Was den Deckel betrifft, der auf dem TÜP Jüterbog gefunden wurde, scheint es mir wahrscheinlich, dass es sich tatsächlich um einen nachgebauten Kernminenschacht handelt. Ich kann nur für die NVA sprechen und bestätigen, dass es ein Ausbildungszentrum für Entschärfung von Kernminen gab. Im Soldatendeutsch "HOTEL ZUR KERNMINE" genannt. Ich selbst war nicht dort, habe aber mit einigen Leuten gesprochen, die dort selbst ausgebildet wurden.
Es muss wohl irgendwo auf dem TÜP Klietz gewesen sein. Die Kernminenschächte sollen wohl originalgetreu nachgebaut worden sein. Ob es sich bei dem Deckel um ein Original, oder einen vergleichbaren Nachbau handelt, müssen eure Spezialisten herausfinden.
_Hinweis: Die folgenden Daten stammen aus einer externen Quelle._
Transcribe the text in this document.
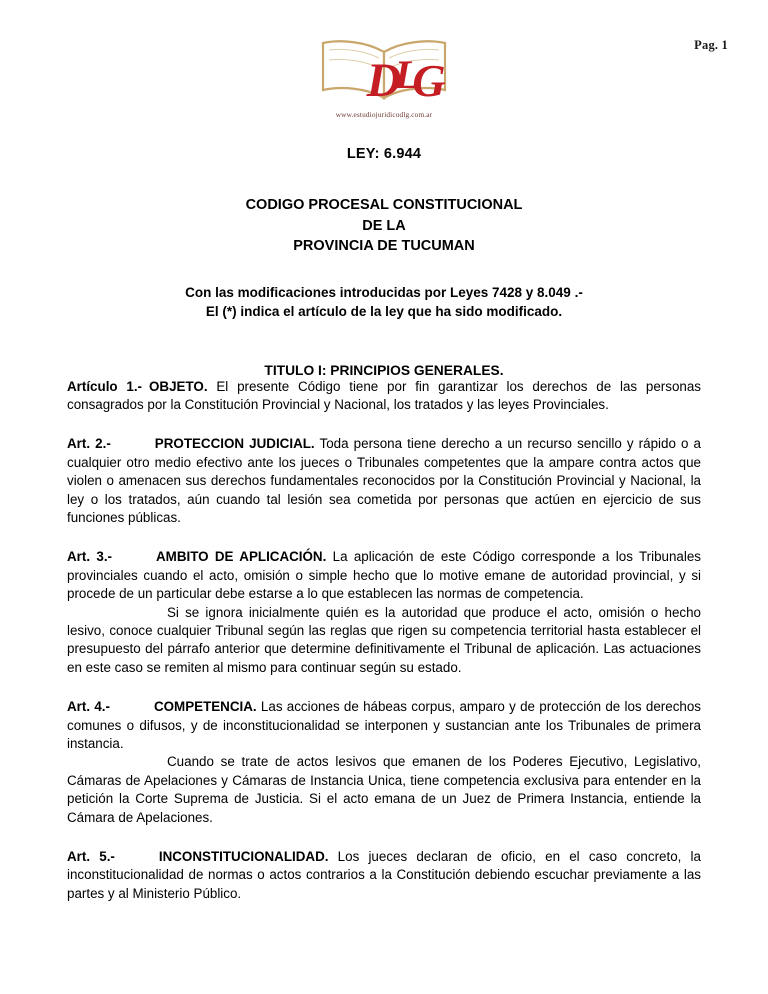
Pag. 1
D
L
G
www.estudiojuridicodlg.com.ar
LEY: 6.944
CODIGO PROCESAL CONSTITUCIONAL
DE LA
PROVINCIA DE TUCUMAN
Con las modificaciones introducidas por Leyes 7428 y 8.049 .-
El (*) indica el artículo de la ley que ha sido modificado.
TITULO I: PRINCIPIOS GENERALES.
Artículo 1.- OBJETO. El presente Código tiene por fin garantizar los derechos de las personas consagrados por la Constitución Provincial y Nacional, los tratados y las leyes Provinciales.
Art. 2.-	PROTECCION JUDICIAL. Toda persona tiene derecho a un recurso sencillo y rápido o a cualquier otro medio efectivo ante los jueces o Tribunales competentes que la ampare contra actos que violen o amenacen sus derechos fundamentales reconocidos por la Constitución Provincial y Nacional, la ley o los tratados, aún cuando tal lesión sea cometida por personas que actúen en ejercicio de sus funciones públicas.
Art. 3.-	AMBITO DE APLICACIÓN. La aplicación de este Código corresponde a los Tribunales provinciales cuando el acto, omisión o simple hecho que lo motive emane de autoridad provincial, y si procede de un particular debe estarse a lo que establecen las normas de competencia.
Si se ignora inicialmente quién es la autoridad que produce el acto, omisión o hecho lesivo, conoce cualquier Tribunal según las reglas que rigen su competencia territorial hasta establecer el presupuesto del párrafo anterior que determine definitivamente el Tribunal de aplicación. Las actuaciones en este caso se remiten al mismo para continuar según su estado.
Art. 4.-	COMPETENCIA. Las acciones de hábeas corpus, amparo y de protección de los derechos comunes o difusos, y de inconstitucionalidad se interponen y sustancian ante los Tribunales de primera instancia.
Cuando se trate de actos lesivos que emanen de los Poderes Ejecutivo, Legislativo, Cámaras de Apelaciones y Cámaras de Instancia Unica, tiene competencia exclusiva para entender en la petición la Corte Suprema de Justicia. Si el acto emana de un Juez de Primera Instancia, entiende la Cámara de Apelaciones.
Art. 5.-	INCONSTITUCIONALIDAD. Los jueces declaran de oficio, en el caso concreto, la inconstitucionalidad de normas o actos contrarios a la Constitución debiendo escuchar previamente a las partes y al Ministerio Público.
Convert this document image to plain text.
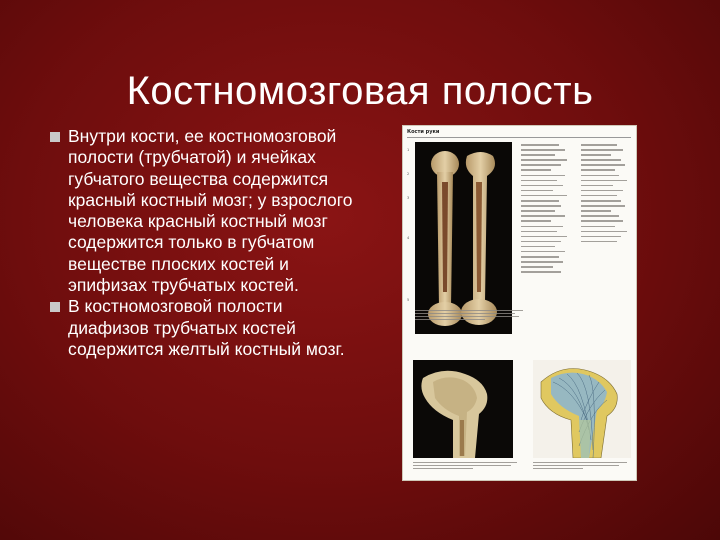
Костномозговая полость
Внутри кости, ее костномозговой полости (трубчатой) и ячейках губчатого вещества содержится красный костный мозг; у взрослого человека красный костный мозг содержится только в губчатом веществе плоских костей и эпифизах трубчатых костей.
В костномозговой полости диафизов трубчатых костей содержится желтый костный мозг.
Кости руки
1
2
3
4
5
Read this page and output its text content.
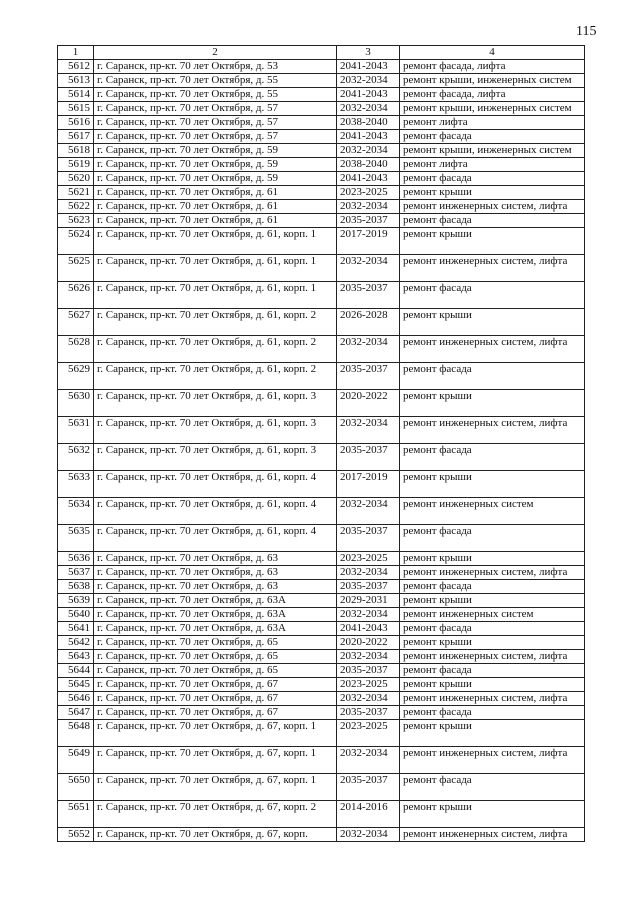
115
1	2	3	4
5612	г. Саранск, пр-кт. 70 лет Октября, д. 53	2041-2043	ремонт фасада, лифта
5613	г. Саранск, пр-кт. 70 лет Октября, д. 55	2032-2034	ремонт крыши, инженерных систем
5614	г. Саранск, пр-кт. 70 лет Октября, д. 55	2041-2043	ремонт фасада, лифта
5615	г. Саранск, пр-кт. 70 лет Октября, д. 57	2032-2034	ремонт крыши, инженерных систем
5616	г. Саранск, пр-кт. 70 лет Октября, д. 57	2038-2040	ремонт лифта
5617	г. Саранск, пр-кт. 70 лет Октября, д. 57	2041-2043	ремонт фасада
5618	г. Саранск, пр-кт. 70 лет Октября, д. 59	2032-2034	ремонт крыши, инженерных систем
5619	г. Саранск, пр-кт. 70 лет Октября, д. 59	2038-2040	ремонт лифта
5620	г. Саранск, пр-кт. 70 лет Октября, д. 59	2041-2043	ремонт фасада
5621	г. Саранск, пр-кт. 70 лет Октября, д. 61	2023-2025	ремонт крыши
5622	г. Саранск, пр-кт. 70 лет Октября, д. 61	2032-2034	ремонт инженерных систем, лифта
5623	г. Саранск, пр-кт. 70 лет Октября, д. 61	2035-2037	ремонт фасада
5624	г. Саранск, пр-кт. 70 лет Октября, д. 61, корп. 1	2017-2019	ремонт крыши
5625	г. Саранск, пр-кт. 70 лет Октября, д. 61, корп. 1	2032-2034	ремонт инженерных систем, лифта
5626	г. Саранск, пр-кт. 70 лет Октября, д. 61, корп. 1	2035-2037	ремонт фасада
5627	г. Саранск, пр-кт. 70 лет Октября, д. 61, корп. 2	2026-2028	ремонт крыши
5628	г. Саранск, пр-кт. 70 лет Октября, д. 61, корп. 2	2032-2034	ремонт инженерных систем, лифта
5629	г. Саранск, пр-кт. 70 лет Октября, д. 61, корп. 2	2035-2037	ремонт фасада
5630	г. Саранск, пр-кт. 70 лет Октября, д. 61, корп. 3	2020-2022	ремонт крыши
5631	г. Саранск, пр-кт. 70 лет Октября, д. 61, корп. 3	2032-2034	ремонт инженерных систем, лифта
5632	г. Саранск, пр-кт. 70 лет Октября, д. 61, корп. 3	2035-2037	ремонт фасада
5633	г. Саранск, пр-кт. 70 лет Октября, д. 61, корп. 4	2017-2019	ремонт крыши
5634	г. Саранск, пр-кт. 70 лет Октября, д. 61, корп. 4	2032-2034	ремонт инженерных систем
5635	г. Саранск, пр-кт. 70 лет Октября, д. 61, корп. 4	2035-2037	ремонт фасада
5636	г. Саранск, пр-кт. 70 лет Октября, д. 63	2023-2025	ремонт крыши
5637	г. Саранск, пр-кт. 70 лет Октября, д. 63	2032-2034	ремонт инженерных систем, лифта
5638	г. Саранск, пр-кт. 70 лет Октября, д. 63	2035-2037	ремонт фасада
5639	г. Саранск, пр-кт. 70 лет Октября, д. 63А	2029-2031	ремонт крыши
5640	г. Саранск, пр-кт. 70 лет Октября, д. 63А	2032-2034	ремонт инженерных систем
5641	г. Саранск, пр-кт. 70 лет Октября, д. 63А	2041-2043	ремонт фасада
5642	г. Саранск, пр-кт. 70 лет Октября, д. 65	2020-2022	ремонт крыши
5643	г. Саранск, пр-кт. 70 лет Октября, д. 65	2032-2034	ремонт инженерных систем, лифта
5644	г. Саранск, пр-кт. 70 лет Октября, д. 65	2035-2037	ремонт фасада
5645	г. Саранск, пр-кт. 70 лет Октября, д. 67	2023-2025	ремонт крыши
5646	г. Саранск, пр-кт. 70 лет Октября, д. 67	2032-2034	ремонт инженерных систем, лифта
5647	г. Саранск, пр-кт. 70 лет Октября, д. 67	2035-2037	ремонт фасада
5648	г. Саранск, пр-кт. 70 лет Октября, д. 67, корп. 1	2023-2025	ремонт крыши
5649	г. Саранск, пр-кт. 70 лет Октября, д. 67, корп. 1	2032-2034	ремонт инженерных систем, лифта
5650	г. Саранск, пр-кт. 70 лет Октября, д. 67, корп. 1	2035-2037	ремонт фасада
5651	г. Саранск, пр-кт. 70 лет Октября, д. 67, корп. 2	2014-2016	ремонт крыши
5652	г. Саранск, пр-кт. 70 лет Октября, д. 67, корп.	2032-2034	ремонт инженерных систем, лифта
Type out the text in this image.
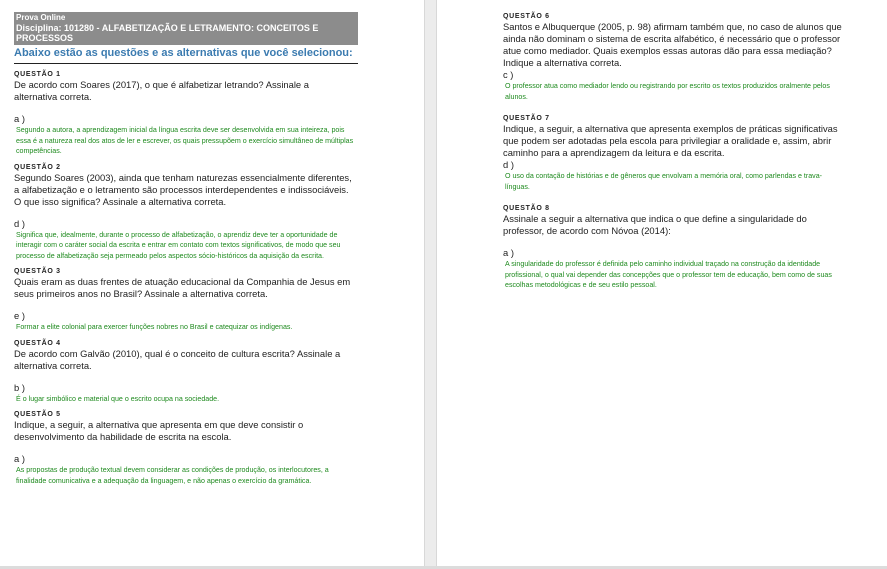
Prova Online
Disciplina: 101280 - ALFABETIZAÇÃO E LETRAMENTO: CONCEITOS E PROCESSOS
Abaixo estão as questões e as alternativas que você selecionou:
QUESTÃO 1
De acordo com Soares (2017), o que é alfabetizar letrando? Assinale a alternativa correta.
a )
Segundo a autora, a aprendizagem inicial da língua escrita deve ser desenvolvida em sua inteireza, pois essa é a natureza real dos atos de ler e escrever, os quais pressupõem o exercício simultâneo de múltiplas competências.
QUESTÃO 2
Segundo Soares (2003), ainda que tenham naturezas essencialmente diferentes, a alfabetização e o letramento são processos interdependentes e indissociáveis. O que isso significa? Assinale a alternativa correta.
d )
Significa que, idealmente, durante o processo de alfabetização, o aprendiz deve ter a oportunidade de interagir com o caráter social da escrita e entrar em contato com textos significativos, de modo que seu processo de alfabetização seja permeado pelos aspectos sócio-históricos da aquisição da escrita.
QUESTÃO 3
Quais eram as duas frentes de atuação educacional da Companhia de Jesus em seus primeiros anos no Brasil? Assinale a alternativa correta.
e )
Formar a elite colonial para exercer funções nobres no Brasil e catequizar os indígenas.
QUESTÃO 4
De acordo com Galvão (2010), qual é o conceito de cultura escrita? Assinale a alternativa correta.
b )
É o lugar simbólico e material que o escrito ocupa na sociedade.
QUESTÃO 5
Indique, a seguir, a alternativa que apresenta em que deve consistir o desenvolvimento da habilidade de escrita na escola.
a )
As propostas de produção textual devem considerar as condições de produção, os interlocutores, a finalidade comunicativa e a adequação da linguagem, e não apenas o exercício da gramática.
QUESTÃO 6
Santos e Albuquerque (2005, p. 98) afirmam também que, no caso de alunos que ainda não dominam o sistema de escrita alfabético, é necessário que o professor atue como mediador. Quais exemplos essas autoras dão para essa mediação? Indique a alternativa correta.
c )
O professor atua como mediador lendo ou registrando por escrito os textos produzidos oralmente pelos alunos.
QUESTÃO 7
Indique, a seguir, a alternativa que apresenta exemplos de práticas significativas que podem ser adotadas pela escola para privilegiar a oralidade e, assim, abrir caminho para a aprendizagem da leitura e da escrita.
d )
O uso da contação de histórias e de gêneros que envolvam a memória oral, como parlendas e trava-línguas.
QUESTÃO 8
Assinale a seguir a alternativa que indica o que define a singularidade do professor, de acordo com Nóvoa (2014):
a )
A singularidade do professor é definida pelo caminho individual traçado na construção da identidade profissional, o qual vai depender das concepções que o professor tem de educação, bem como de suas escolhas metodológicas e de seu estilo pessoal.
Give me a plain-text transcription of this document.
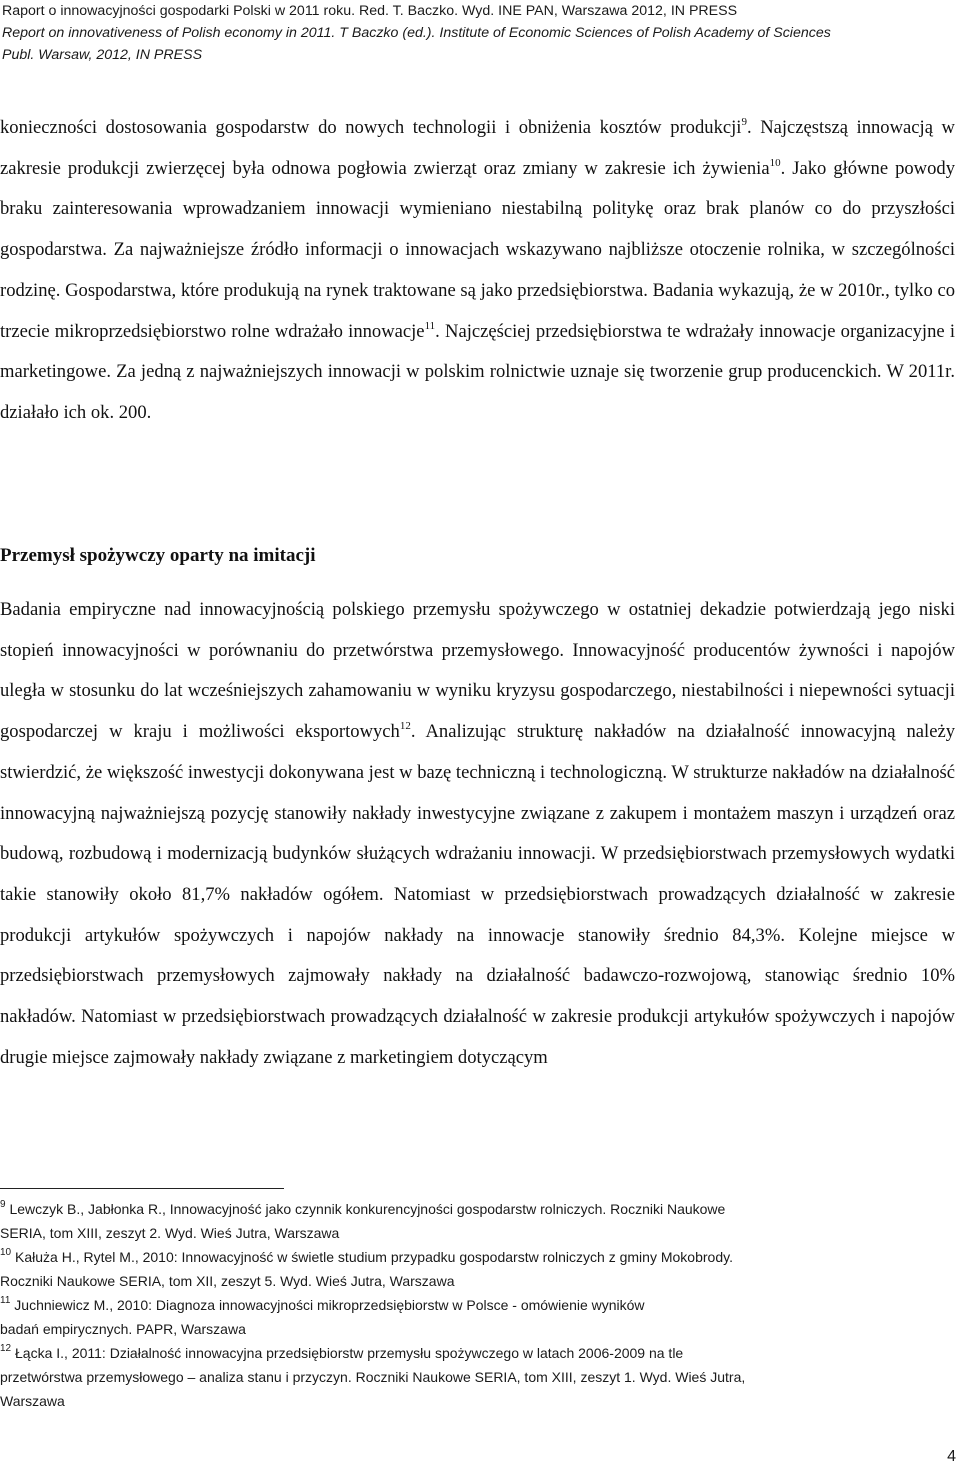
Raport o innowacyjności gospodarki Polski w 2011 roku. Red. T. Baczko. Wyd. INE PAN, Warszawa 2012, IN PRESS
Report on innovativeness of Polish economy in 2011. T Baczko (ed.). Institute of Economic Sciences of Polish Academy of Sciences
Publ. Warsaw, 2012, IN PRESS
konieczności dostosowania gospodarstw do nowych technologii i obniżenia kosztów produkcji$^9$. Najczęstszą innowacją w zakresie produkcji zwierzęcej była odnowa pogłowia zwierząt oraz zmiany w zakresie ich żywienia$^{10}$. Jako główne powody braku zainteresowania wprowadzaniem innowacji wymieniano niestabilną politykę oraz brak planów co do przyszłości gospodarstwa. Za najważniejsze źródło informacji o innowacjach wskazywano najbliższe otoczenie rolnika, w szczególności rodzinę. Gospodarstwa, które produkują na rynek traktowane są jako przedsiębiorstwa. Badania wykazują, że w 2010r., tylko co trzecie mikroprzedsiębiorstwo rolne wdrażało innowacje$^{11}$. Najczęściej przedsiębiorstwa te wdrażały innowacje organizacyjne i marketingowe. Za jedną z najważniejszych innowacji w polskim rolnictwie uznaje się tworzenie grup producenckich. W 2011r. działało ich ok. 200.
Przemysł spożywczy oparty na imitacji
Badania empiryczne nad innowacyjnością polskiego przemysłu spożywczego w ostatniej dekadzie potwierdzają jego niski stopień innowacyjności w porównaniu do przetwórstwa przemysłowego. Innowacyjność producentów żywności i napojów uległa w stosunku do lat wcześniejszych zahamowaniu w wyniku kryzysu gospodarczego, niestabilności i niepewności sytuacji gospodarczej w kraju i możliwości eksportowych$^{12}$. Analizując strukturę nakładów na działalność innowacyjną należy stwierdzić, że większość inwestycji dokonywana jest w bazę techniczną i technologiczną. W strukturze nakładów na działalność innowacyjną najważniejszą pozycję stanowiły nakłady inwestycyjne związane z zakupem i montażem maszyn i urządzeń oraz budową, rozbudową i modernizacją budynków służących wdrażaniu innowacji. W przedsiębiorstwach przemysłowych wydatki takie stanowiły około 81,7% nakładów ogółem. Natomiast w przedsiębiorstwach prowadzących działalność w zakresie produkcji artykułów spożywczych i napojów nakłady na innowacje stanowiły średnio 84,3%. Kolejne miejsce w przedsiębiorstwach przemysłowych zajmowały nakłady na działalność badawczo-rozwojową, stanowiąc średnio 10% nakładów. Natomiast w przedsiębiorstwach prowadzących działalność w zakresie produkcji artykułów spożywczych i napojów drugie miejsce zajmowały nakłady związane z marketingiem dotyczącym
$^9$ Lewczyk B., Jabłonka R., Innowacyjność jako czynnik konkurencyjności gospodarstw rolniczych. Roczniki Naukowe
SERIA, tom XIII, zeszyt 2. Wyd. Wieś Jutra, Warszawa
$^{10}$ Kałuża H., Rytel M., 2010: Innowacyjność w świetle studium przypadku gospodarstw rolniczych z gminy Mokobrody.
Roczniki Naukowe SERIA, tom XII, zeszyt 5. Wyd. Wieś Jutra, Warszawa
$^{11}$ Juchniewicz M., 2010: Diagnoza innowacyjności mikroprzedsiębiorstw w Polsce - omówienie wyników
badań empirycznych. PAPR, Warszawa
$^{12}$ Łącka I., 2011: Działalność innowacyjna przedsiębiorstw przemysłu spożywczego w latach 2006-2009 na tle
przetwórstwa przemysłowego – analiza stanu i przyczyn. Roczniki Naukowe SERIA, tom XIII, zeszyt 1. Wyd. Wieś Jutra,
Warszawa
4
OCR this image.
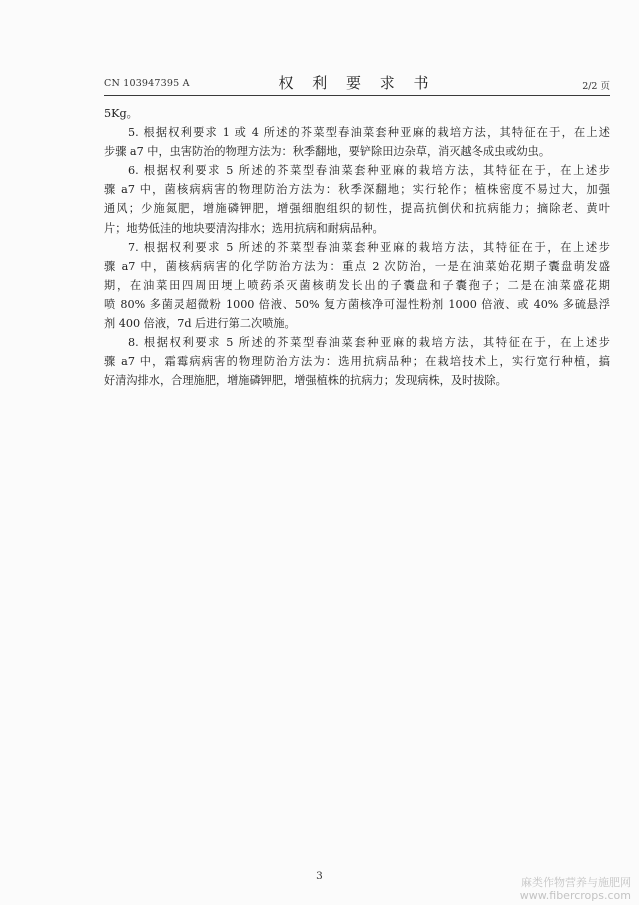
CN 103947395 A	权 利 要 求 书	2/2 页
5Kg。
5. 根据权利要求 1 或 4 所述的芥菜型春油菜套种亚麻的栽培方法，其特征在于，在上述
步骤 a7 中，虫害防治的物理方法为：秋季翻地，要铲除田边杂草，消灭越冬成虫或幼虫。
6. 根据权利要求 5 所述的芥菜型春油菜套种亚麻的栽培方法，其特征在于，在上述步
骤 a7 中，菌核病病害的物理防治方法为：秋季深翻地；实行轮作；植株密度不易过大，加强
通风；少施氮肥，增施磷钾肥，增强细胞组织的韧性，提高抗倒伏和抗病能力；摘除老、黄叶
片；地势低洼的地块要清沟排水；选用抗病和耐病品种。
7. 根据权利要求 5 所述的芥菜型春油菜套种亚麻的栽培方法，其特征在于，在上述步
骤 a7 中，菌核病病害的化学防治方法为：重点 2 次防治，一是在油菜始花期子囊盘萌发盛
期，在油菜田四周田埂上喷药杀灭菌核萌发长出的子囊盘和子囊孢子；二是在油菜盛花期
喷 80% 多菌灵超微粉 1000 倍液、50% 复方菌核净可湿性粉剂 1000 倍液、或 40% 多硫悬浮
剂 400 倍液，7d 后进行第二次喷施。
8. 根据权利要求 5 所述的芥菜型春油菜套种亚麻的栽培方法，其特征在于，在上述步
骤 a7 中，霜霉病病害的物理防治方法为：选用抗病品种；在栽培技术上，实行宽行种植，搞
好清沟排水，合理施肥，增施磷钾肥，增强植株的抗病力；发现病株，及时拔除。
3	麻类作物营养与施肥网
www.fibercrops.com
Auf jeden Fall war der "Übungs- Kernminenschacht" etwa 9 m tief und mit einer Fülle von Sicherungen, herkömmlichen Sprengfallen und sonstigen Nicklichkeiten versehen, dass die Zeitzeugen davon berichteten, dass eine erfolgreiche Entschärfung beinahe unmöglich gewesen wäre. Etwas zum Zeitraum des Geschehens: Anfang der 1970er Jahre. Beteiligt waren Truppenaufklärer (Uffz und ausgewählte Soldaten) bis runter zu den AklK der MSR / PR.
Wie gesagt, eine Beobachtung aus dem Leben der NVA. Dass die GSSD ähnliche Trainingsprogramme hatte steht außer Frage.